Overview


What is Backhaul Alaska?

Backhaul Alaska coordinates the removal of harmful waste from rural Alaska communities to Lower-48 destinations where it can be safely discarded or recycled. This process ensures responsible recycling and returns recyclables to the World’s Circular Economy. It builds local community capacity to safely handle the waste via training, supply provision, and regional assistance.

Why is Backhaul Alaska Needed?

There is no safe way to discard harmful wastes in rural Alaska, and backhauling out of communities is expensive and logistically difficult. A well-coordinated statewide backhaul program reduces risks to human health and the environment, stretches rural communities’ limited dollar, and protects subsistence resources.

What’s the Timeline for Backhaul Alaska?

A Pilot Program operated from Summer 2018 – December 2021. It collected electronics (e-waste), lead acid batteries, and fluorescent light bulbs from 26 communities.

We have now entered the initial implementation phase and are in the process of rolling out to additional communities. We will expand to all of rural Alaska over a ten-year timeline. The Program now includes fish nets and is piloting other materials.

Did You Know?

Many of Alaska’s small communities are remote, isolated, and accessible only by boat or plane. Because of their remote and isolated location, these communities use unlined landfills without leachate treatment and burn wastes without emissions treatment. They are the only communities in the country allowed to do this by law. These conditions result in harmful contaminants released to the local environment that Alaskans depend on for subsistence foods and water. Because most landfills are close to communities, residents can additionally breathe toxic smoke from burning practices. To be safe, hazardous wastes must be backhauled out by barge or plane.

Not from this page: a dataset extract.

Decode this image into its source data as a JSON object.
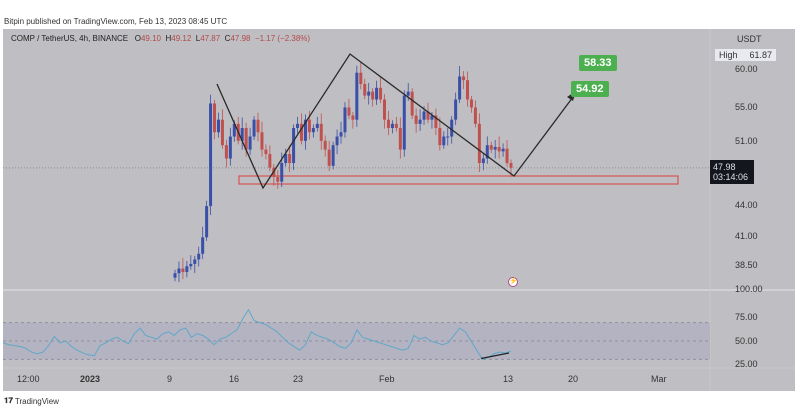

How Does the Program Work?

Individual communities have had to bear the burden of trying to operate backhaul on an individual level, straining limited funds and resources. Backhaul Alaska backhauls waste cheaper and more efficiently because:

  • Each region has a single point of contact for their communities
  • Each community is trained in streamlined and uniform protocols
  • Every rural waste generator contributes to the program
  • Innovative efforts to reduce, reuse, and refuse spent materials are encouraged
  • A “control tower” coordinates regional contacts and optimizes material transport and price brokering
  • Transporters and recyclers spend less time and incur less liability risk

In time, Backhaul Alaska will operate as a full management service for any entity generating waste in rural Alaska.